If \(d\) is the number of arguments of the smooth:

• It is required that \(-d/2 < s < d/2\).
• If \(s=0\) then the usual thin plate spline is recovered.
• To obtain continuous functions we further require that \(m + s > d/2\).

For example, DuchonSpline(m=1, s=d/2) can be used in order to use first derivative penalization for any \(d\), and still yield continuous functions.

Parameters:

• m –

  Order of derivative to penalize.

• s –

  \(s\) as described above, should be an integer divided by 2.

SplineOnSphere

SplineOnSphere(*, m: int = 0)

Isotropic smooth for data on a sphere (latitude/longitude coordinates).

This should be used with exactly two variables, where the first represents latitude on the interval [-90, 90] and the second represents longitude on the interval [-180, 180].

Parameters:

• m –

  An integer in [-1, 4]. Setting m=-1 uses DuchonSpline(m=2,s=1/2). Setting m=0 signals to use the 2nd order spline on the sphere, computed by Wendelberger’s (1981) method. For m>0, (m+2)/2 is the penalty order, with m=2 equivalent to the usual second derivative penalty.

RandomEffect

RandomEffect()

Random effect basis for correlated grouped data.

This can be used with any mixture of numeric or categorical variables. Acts similarly to an Interaction but penalizes the corresponding coefficients with a multiple of the identity matrix (i.e. a ridge penalty), corresponding to an assumption of i.i.d. normality of the parameters.

Warning

Numeric variables (int/float), will be treated as a linear term with a single penalized slope parameter. Do not use an integer variable to encode categorical groups!

Example

For an example, see the supplement vs placebo example.

MarkovRandomField

MarkovRandomField(
    *,
    polys: dict[str, ndarray] | None = None,
    neighbours: dict[str, ndarray] | dict[str, list[str]] | None = None,
)

Intrinsic Gaussian Markov random field for discrete spatial data.

The smoothing penalty encourages similar value in neighboring locations. The variable used in the corresponding smooth should be a categorical variable with strings represenging the area labels.

Should be constructed using either polygons or neighborhood structure. For plotting, the polygon structure is required.

Example

For an example, see the markov random field crime example.

Parameters:

• polys (dict[str, ndarray] | None, default: None ) –

  Dictionary mapping levels of the categorical variable to the polygons structure arrays.
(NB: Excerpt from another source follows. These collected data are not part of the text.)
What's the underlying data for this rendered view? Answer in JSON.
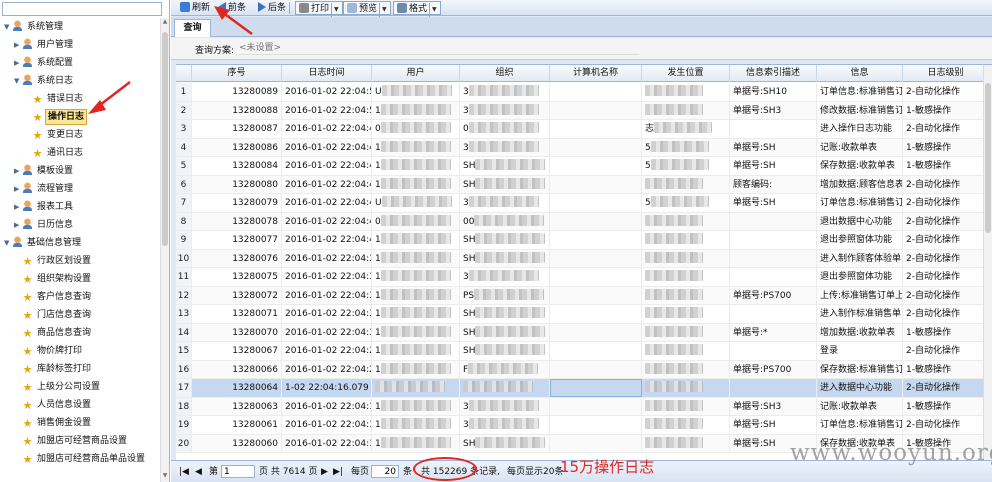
{
  "sidebar": {
    "items": [
      {
        "label": "系统管理",
        "level": 0,
        "arrow": "▼",
        "icon": "person-icon"
      },
      {
        "label": "用户管理",
        "level": 1,
        "arrow": "▶",
        "icon": "person-icon"
      },
      {
        "label": "系统配置",
        "level": 1,
        "arrow": "▶",
        "icon": "person-icon"
      },
      {
        "label": "系统日志",
        "level": 1,
        "arrow": "▼",
        "icon": "person-icon"
      },
      {
        "label": "错误日志",
        "level": 2,
        "arrow": "",
        "icon": "star-icon"
      },
      {
        "label": "操作日志",
        "level": 2,
        "arrow": "",
        "icon": "star-icon",
        "selected": true
      },
      {
        "label": "变更日志",
        "level": 2,
        "arrow": "",
        "icon": "star-icon"
      },
      {
        "label": "通讯日志",
        "level": 2,
        "arrow": "",
        "icon": "star-icon"
      },
      {
        "label": "模板设置",
        "level": 1,
        "arrow": "▶",
        "icon": "person-icon"
      },
      {
        "label": "流程管理",
        "level": 1,
        "arrow": "▶",
        "icon": "person-icon"
      },
      {
        "label": "报表工具",
        "level": 1,
        "arrow": "▶",
        "icon": "person-icon"
      },
      {
        "label": "日历信息",
        "level": 1,
        "arrow": "▶",
        "icon": "person-icon"
      },
      {
        "label": "基础信息管理",
        "level": 0,
        "arrow": "▼",
        "icon": "person-icon"
      },
      {
        "label": "行政区划设置",
        "level": 1,
        "arrow": "",
        "icon": "star-icon"
      },
      {
        "label": "组织架构设置",
        "level": 1,
        "arrow": "",
        "icon": "star-icon"
      },
      {
        "label": "客户信息查询",
        "level": 1,
        "arrow": "",
        "icon": "star-icon"
      },
      {
        "label": "门店信息查询",
        "level": 1,
        "arrow": "",
        "icon": "star-icon"
      },
      {
        "label": "商品信息查询",
        "level": 1,
        "arrow": "",
        "icon": "star-icon"
      },
      {
        "label": "物价牌打印",
        "level": 1,
        "arrow": "",
        "icon": "star-icon"
      },
      {
        "label": "库龄标签打印",
        "level": 1,
        "arrow": "",
        "icon": "star-icon"
      },
      {
        "label": "上级分公司设置",
        "level": 1,
        "arrow": "",
        "icon": "star-icon"
      },
      {
        "label": "人员信息设置",
        "level": 1,
        "arrow": "",
        "icon": "star-icon"
      },
      {
        "label": "销售佣金设置",
        "level": 1,
        "arrow": "",
        "icon": "star-icon"
      },
      {
        "label": "加盟店可经营商品设置",
        "level": 1,
        "arrow": "",
        "icon": "star-icon"
      },
      {
        "label": "加盟店可经营商品单品设置",
        "level": 1,
        "arrow": "",
        "icon": "star-icon"
      }
    ]
  },
  "toolbar": {
    "refresh": "刷新",
    "prev": "前条",
    "next": "后条",
    "print": "打印",
    "preview": "预览",
    "format": "格式"
  },
  "tab": {
    "label": "查询"
  },
  "query": {
    "label": "查询方案:",
    "placeholder": "<未设置>"
  },
  "grid": {
    "columns": [
      "序号",
      "日志时间",
      "用户",
      "组织",
      "计算机名称",
      "发生位置",
      "信息索引描述",
      "信息",
      "日志级别"
    ],
    "rows": [
      {
        "n": "1",
        "seq": "13280089",
        "time": "2016-01-02 22:04:5",
        "user": "U",
        "org": "3",
        "pos": "",
        "idx": "单据号:SH10",
        "info": "订单信息:标准销售订",
        "level": "2-自动化操作"
      },
      {
        "n": "2",
        "seq": "13280088",
        "time": "2016-01-02 22:04:5",
        "user": "1",
        "org": "3",
        "pos": "",
        "idx": "单据号:SH3",
        "info": "修改数据:标准销售订",
        "level": "1-敏感操作"
      },
      {
        "n": "3",
        "seq": "13280087",
        "time": "2016-01-02 22:04:4",
        "user": "0",
        "org": "0",
        "pos": "志",
        "idx": "",
        "info": "进入操作日志功能",
        "level": "2-自动化操作"
      },
      {
        "n": "4",
        "seq": "13280086",
        "time": "2016-01-02 22:04:4",
        "user": "1",
        "org": "3",
        "pos": "5",
        "idx": "单据号:SH",
        "info": "记账:收款单表",
        "level": "1-敏感操作"
      },
      {
        "n": "5",
        "seq": "13280084",
        "time": "2016-01-02 22:04:4",
        "user": "1",
        "org": "SH",
        "pos": "5",
        "idx": "单据号:SH",
        "info": "保存数据:收款单表",
        "level": "1-敏感操作"
      },
      {
        "n": "6",
        "seq": "13280080",
        "time": "2016-01-02 22:04:4",
        "user": "1",
        "org": "SH",
        "pos": "",
        "idx": "顾客编码:",
        "info": "增加数据:顾客信息表",
        "level": "2-自动化操作"
      },
      {
        "n": "7",
        "seq": "13280079",
        "time": "2016-01-02 22:04:4",
        "user": "U",
        "org": "3",
        "pos": "5",
        "idx": "单据号:SH",
        "info": "订单信息:标准销售订",
        "level": "2-自动化操作"
      },
      {
        "n": "8",
        "seq": "13280078",
        "time": "2016-01-02 22:04:4",
        "user": "0",
        "org": "00",
        "pos": "",
        "idx": "",
        "info": "退出数据中心功能",
        "level": "2-自动化操作"
      },
      {
        "n": "9",
        "seq": "13280077",
        "time": "2016-01-02 22:04:4",
        "user": "1",
        "org": "SH",
        "pos": "",
        "idx": "",
        "info": "退出参照窗体功能",
        "level": "2-自动化操作"
      },
      {
        "n": "10",
        "seq": "13280076",
        "time": "2016-01-02 22:04:3",
        "user": "1",
        "org": "SH",
        "pos": "",
        "idx": "",
        "info": "进入制作顾客体验单",
        "level": "2-自动化操作"
      },
      {
        "n": "11",
        "seq": "13280075",
        "time": "2016-01-02 22:04:3",
        "user": "1",
        "org": "3",
        "pos": "",
        "idx": "",
        "info": "退出参照窗体功能",
        "level": "2-自动化操作"
      },
      {
        "n": "12",
        "seq": "13280072",
        "time": "2016-01-02 22:04:3",
        "user": "1",
        "org": "PS",
        "pos": "",
        "idx": "单据号:PS700",
        "info": "上传:标准销售订单上",
        "level": "2-自动化操作"
      },
      {
        "n": "13",
        "seq": "13280071",
        "time": "2016-01-02 22:04:3",
        "user": "1",
        "org": "SH",
        "pos": "",
        "idx": "",
        "info": "进入制作标准销售单",
        "level": "2-自动化操作"
      },
      {
        "n": "14",
        "seq": "13280070",
        "time": "2016-01-02 22:04:3",
        "user": "1",
        "org": "SH",
        "pos": "",
        "idx": "单据号:*",
        "info": "增加数据:收款单表",
        "level": "1-敏感操作"
      },
      {
        "n": "15",
        "seq": "13280067",
        "time": "2016-01-02 22:04:2",
        "user": "1",
        "org": "SH",
        "pos": "",
        "idx": "",
        "info": "登录",
        "level": "2-自动化操作"
      },
      {
        "n": "16",
        "seq": "13280066",
        "time": "2016-01-02 22:04:2",
        "user": "1",
        "org": "F",
        "pos": "",
        "idx": "单据号:PS700",
        "info": "保存数据:标准销售订",
        "level": "1-敏感操作"
      },
      {
        "n": "17",
        "seq": "13280064",
        "time": "1-02 22:04:16.079",
        "user": "",
        "org": "",
        "pos": "",
        "idx": "",
        "info": "进入数据中心功能",
        "level": "2-自动化操作",
        "selected": true
      },
      {
        "n": "18",
        "seq": "13280063",
        "time": "2016-01-02 22:04:1",
        "user": "1",
        "org": "3",
        "pos": "",
        "idx": "单据号:SH3",
        "info": "记账:收款单表",
        "level": "1-敏感操作"
      },
      {
        "n": "19",
        "seq": "13280061",
        "time": "2016-01-02 22:04:1",
        "user": "1",
        "org": "3",
        "pos": "",
        "idx": "单据号:SH",
        "info": "订单信息:标准销售订",
        "level": "2-自动化操作"
      },
      {
        "n": "20",
        "seq": "13280060",
        "time": "2016-01-02 22:04:1",
        "user": "1",
        "org": "SH",
        "pos": "",
        "idx": "单据号:SH",
        "info": "保存数据:收款单表",
        "level": "1-敏感操作"
      }
    ]
  },
  "pager": {
    "page_prefix": "第",
    "page_value": "1",
    "page_total": "页 共 7614 页",
    "per_page_prefix": "每页",
    "per_page_value": "20",
    "per_page_suffix": "条",
    "total_text": "共 152269 条记录,",
    "display_text": "每页显示20条"
  },
  "annotation": {
    "text": "15万操作日志",
    "color": "#e0261f"
  },
  "watermark": "www.wooyun.org",
  "colors": {
    "selected_row": "#c5d8ef",
    "toolbar_bg": "#d7e3f3",
    "tree_selected": "#fbe596"
  }
}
Each array should have two columns, representing the coordinates of the vertices.

• neighbours (dict[str, ndarray] | dict[str, list[str]] | None, default: None ) –

  Dictionary mapping levels of the categorical variable to a list or numpy array of strings corresponding neighbours for that level.

FactorSmooth

FactorSmooth(bs: AbstractBasis = <factory>)

S for each level of a categorical variable.

When using this basis, the first variable of the smooth should be a numeric variable, and the second should be a categorical variable.

Unlike using a categorical by variable e.g. S(x, by="group"):

• The terms share a smoothing parameter.
• The terms are fully penalized, with seperate penalties on each null space component (e.g. intercepts). The terms are non-centered, and can be used with an intercept without introducing indeterminacy, due to the penalization.

Parameters:

• bs (AbstractBasis, default: <factory> ) –

  Any singly penalized basis function. Defaults to ThinPlateSpline. Only the type of the basis is passed to mgcv (i.e. what is returned by str(bs)). This is a limitation of mgcv (e.g. you cannot do ) mgcv provides no way to pass more details for setting up the basis function.

AbstractBasis

Abstract class defining the interface for GAM basis functions.

All basis function classes must implement this protocol to be usable with smooth terms. The protocol ensures basis functions can be converted to appropriate mgcv R syntax and provide any additional parameters needed.